Hello Elena,

Can you give a raw estimation of a ratio of failures missed due to being low in the priority queue vs those that were not in the queue at all?

I sent this information in a previous email, here:
https://lists.launchpad.net/maria-developers/msg07482.html

Also, once again, I would like you to start using an incoming test list as an initial point of your test set generation. It must be done sooner or later, I already explained earlier why; and while it's not difficult to implement even after the end of your project, it might affect the result considerably, so we need to know if it makes it better or worse, and adjust the algorithm accordingly.

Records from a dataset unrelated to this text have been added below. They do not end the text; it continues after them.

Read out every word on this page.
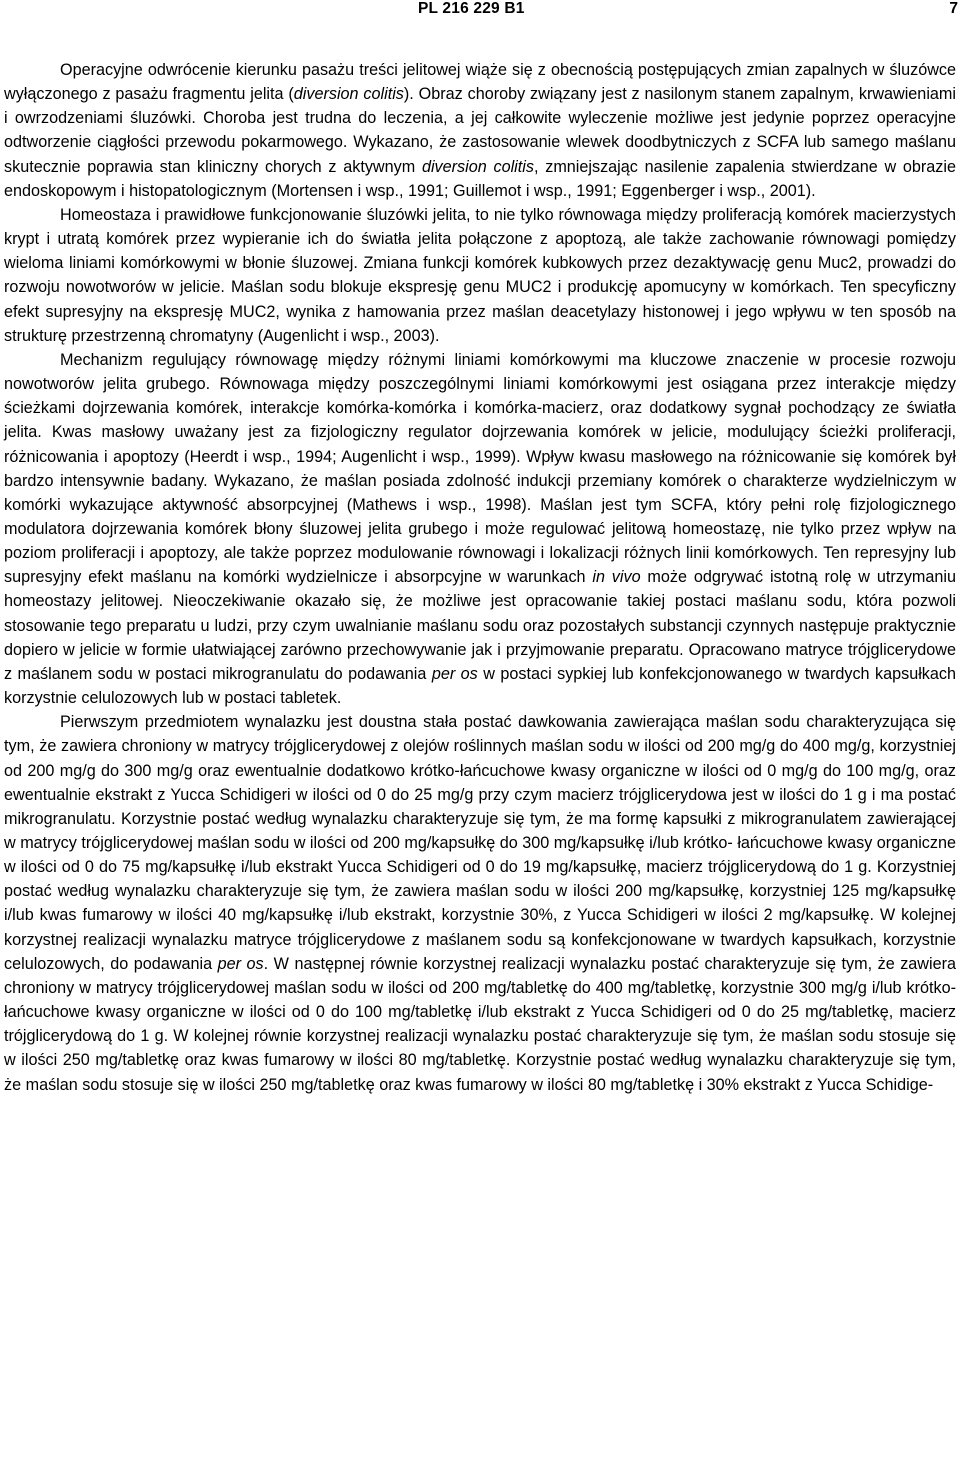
PL 216 229 B1	7

Operacyjne odwrócenie kierunku pasażu treści jelitowej wiąże się z obecnością postępujących zmian zapalnych w śluzówce wyłączonego z pasażu fragmentu jelita (diversion colitis). Obraz choroby związany jest z nasilonym stanem zapalnym, krwawieniami i owrzodzeniami śluzówki. Choroba jest trudna do leczenia, a jej całkowite wyleczenie możliwe jest jedynie poprzez operacyjne odtworzenie ciągłości przewodu pokarmowego. Wykazano, że zastosowanie wlewek doodbytniczych z SCFA lub samego maślanu skutecznie poprawia stan kliniczny chorych z aktywnym diversion colitis, zmniejszając nasilenie zapalenia stwierdzane w obrazie endoskopowym i histopatologicznym (Mortensen i wsp., 1991; Guillemot i wsp., 1991; Eggenberger i wsp., 2001).

Homeostaza i prawidłowe funkcjonowanie śluzówki jelita, to nie tylko równowaga między proliferacją komórek macierzystych krypt i utratą komórek przez wypieranie ich do światła jelita połączone z apoptozą, ale także zachowanie równowagi pomiędzy wieloma liniami komórkowymi w błonie śluzowej. Zmiana funkcji komórek kubkowych przez dezaktywację genu Muc2, prowadzi do rozwoju nowotworów w jelicie. Maślan sodu blokuje ekspresję genu MUC2 i produkcję apomucyny w komórkach. Ten specyficzny efekt supresyjny na ekspresję MUC2, wynika z hamowania przez maślan deacetylazy histonowej i jego wpływu w ten sposób na strukturę przestrzenną chromatyny (Augenlicht i wsp., 2003).

Mechanizm regulujący równowagę między różnymi liniami komórkowymi ma kluczowe znaczenie w procesie rozwoju nowotworów jelita grubego. Równowaga między poszczególnymi liniami komórkowymi jest osiągana przez interakcje między ścieżkami dojrzewania komórek, interakcje komórka-komórka i komórka-macierz, oraz dodatkowy sygnał pochodzący ze światła jelita. Kwas masłowy uważany jest za fizjologiczny regulator dojrzewania komórek w jelicie, modulujący ścieżki proliferacji, różnicowania i apoptozy (Heerdt i wsp., 1994; Augenlicht i wsp., 1999). Wpływ kwasu masłowego na różnicowanie się komórek był bardzo intensywnie badany. Wykazano, że maślan posiada zdolność indukcji przemiany komórek o charakterze wydzielniczym w komórki wykazujące aktywność absorpcyjnej (Mathews i wsp., 1998). Maślan jest tym SCFA, który pełni rolę fizjologicznego modulatora dojrzewania komórek błony śluzowej jelita grubego i może regulować jelitową homeostazę, nie tylko przez wpływ na poziom proliferacji i apoptozy, ale także poprzez modulowanie równowagi i lokalizacji różnych linii komórkowych. Ten represyjny lub supresyjny efekt maślanu na komórki wydzielnicze i absorpcyjne w warunkach in vivo może odgrywać istotną rolę w utrzymaniu homeostazy jelitowej. Nieoczekiwanie okazało się, że możliwe jest opracowanie takiej postaci maślanu sodu, która pozwoli stosowanie tego preparatu u ludzi, przy czym uwalnianie maślanu sodu oraz pozostałych substancji czynnych następuje praktycznie dopiero w jelicie w formie ułatwiającej zarówno przechowywanie jak i przyjmowanie preparatu. Opracowano matryce trójglicerydowe z maślanem sodu w postaci mikrogranulatu do podawania per os w postaci sypkiej lub konfekcjonowanego w twardych kapsułkach korzystnie celulozowych lub w postaci tabletek.

Pierwszym przedmiotem wynalazku jest doustna stała postać dawkowania zawierająca maślan sodu charakteryzująca się tym, że zawiera chroniony w matrycy trójglicerydowej z olejów roślinnych maślan sodu w ilości od 200 mg/g do 400 mg/g, korzystniej od 200 mg/g do 300 mg/g oraz ewentualnie dodatkowo krótko-łańcuchowe kwasy organiczne w ilości od 0 mg/g do 100 mg/g, oraz ewentualnie ekstrakt z Yucca Schidigeri w ilości od 0 do 25 mg/g przy czym macierz trójglicerydowa jest w ilości do 1 g i ma postać mikrogranulatu. Korzystnie postać według wynalazku charakteryzuje się tym, że ma formę kapsułki z mikrogranulatem zawierającej w matrycy trójglicerydowej maślan sodu w ilości od 200 mg/kapsułkę do 300 mg/kapsułkę i/lub krótko- łańcuchowe kwasy organiczne w ilości od 0 do 75 mg/kapsułkę i/lub ekstrakt Yucca Schidigeri od 0 do 19 mg/kapsułkę, macierz trójglicerydową do 1 g. Korzystniej postać według wynalazku charakteryzuje się tym, że zawiera maślan sodu w ilości 200 mg/kapsułkę, korzystniej 125 mg/kapsułkę i/lub kwas fumarowy w ilości 40 mg/kapsułkę i/lub ekstrakt, korzystnie 30%, z Yucca Schidigeri w ilości 2 mg/kapsułkę. W kolejnej korzystnej realizacji wynalazku matryce trójglicerydowe z maślanem sodu są konfekcjonowane w twardych kapsułkach, korzystnie celulozowych, do podawania per os. W następnej równie korzystnej realizacji wynalazku postać charakteryzuje się tym, że zawiera chroniony w matrycy trójglicerydowej maślan sodu w ilości od 200 mg/tabletkę do 400 mg/tabletkę, korzystnie 300 mg/g i/lub krótko-łańcuchowe kwasy organiczne w ilości od 0 do 100 mg/tabletkę i/lub ekstrakt z Yucca Schidigeri od 0 do 25 mg/tabletkę, macierz trójglicerydową do 1 g. W kolejnej równie korzystnej realizacji wynalazku postać charakteryzuje się tym, że maślan sodu stosuje się w ilości 250 mg/tabletkę oraz kwas fumarowy w ilości 80 mg/tabletkę. Korzystnie postać według wynalazku charakteryzuje się tym, że maślan sodu stosuje się w ilości 250 mg/tabletkę oraz kwas fumarowy w ilości 80 mg/tabletkę i 30% ekstrakt z Yucca Schidige-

You are right. I understand that this information is not fully available for all the test_runs, so can you upload the information going back as much as possible? I can parse these files and adjust the program to work with this. I will get on to work with this, I think this should significantly improve results. I think, it might even push my current strategy from promising results into attractive ones.
 
There are several options which change the way the tests are executed; e.g. tests can be run in a "normal" mode, or in PS protocol mode, or with valgrind, or with embedded server. And it might well be that some tests always fail e.g. with valgrind, but almost never fail otherwise.
Information about these options is partially available in test_run.info, but it would require some parsing. It would be perfect if you could analyze the existing data to understand whether using it can affect your results before spending time on actual code changes.

I will keep this in consideration, but for now I will focus on these two main things:
  • Improving precision of selecting code changes to estimate correlation with test failures
  • Adding the use of an incoming test list
 
When we are trying to watch all code changes and find correlation with test failures, if it's done well, it should actually provide immediate gain; however, it's very difficult to do it right, there is way too much noise in the statistical data to get a reliable picture. So, while it will be nice if you get it work (since you already started doing it), don't take it as a defeat if you eventually find out that it doesn't work very well.

Well, actually, this is the only big difference between the original strategy using just a weighted average of failures; and the new strategy, which performs significantly better in longer testing settings. It has been working for a few weeks, and is up on github.
 
Either way, as I said before, I will, from today, focus on improving precision of selecting code changes to estimate correlation with test failures.

Regards
Pablo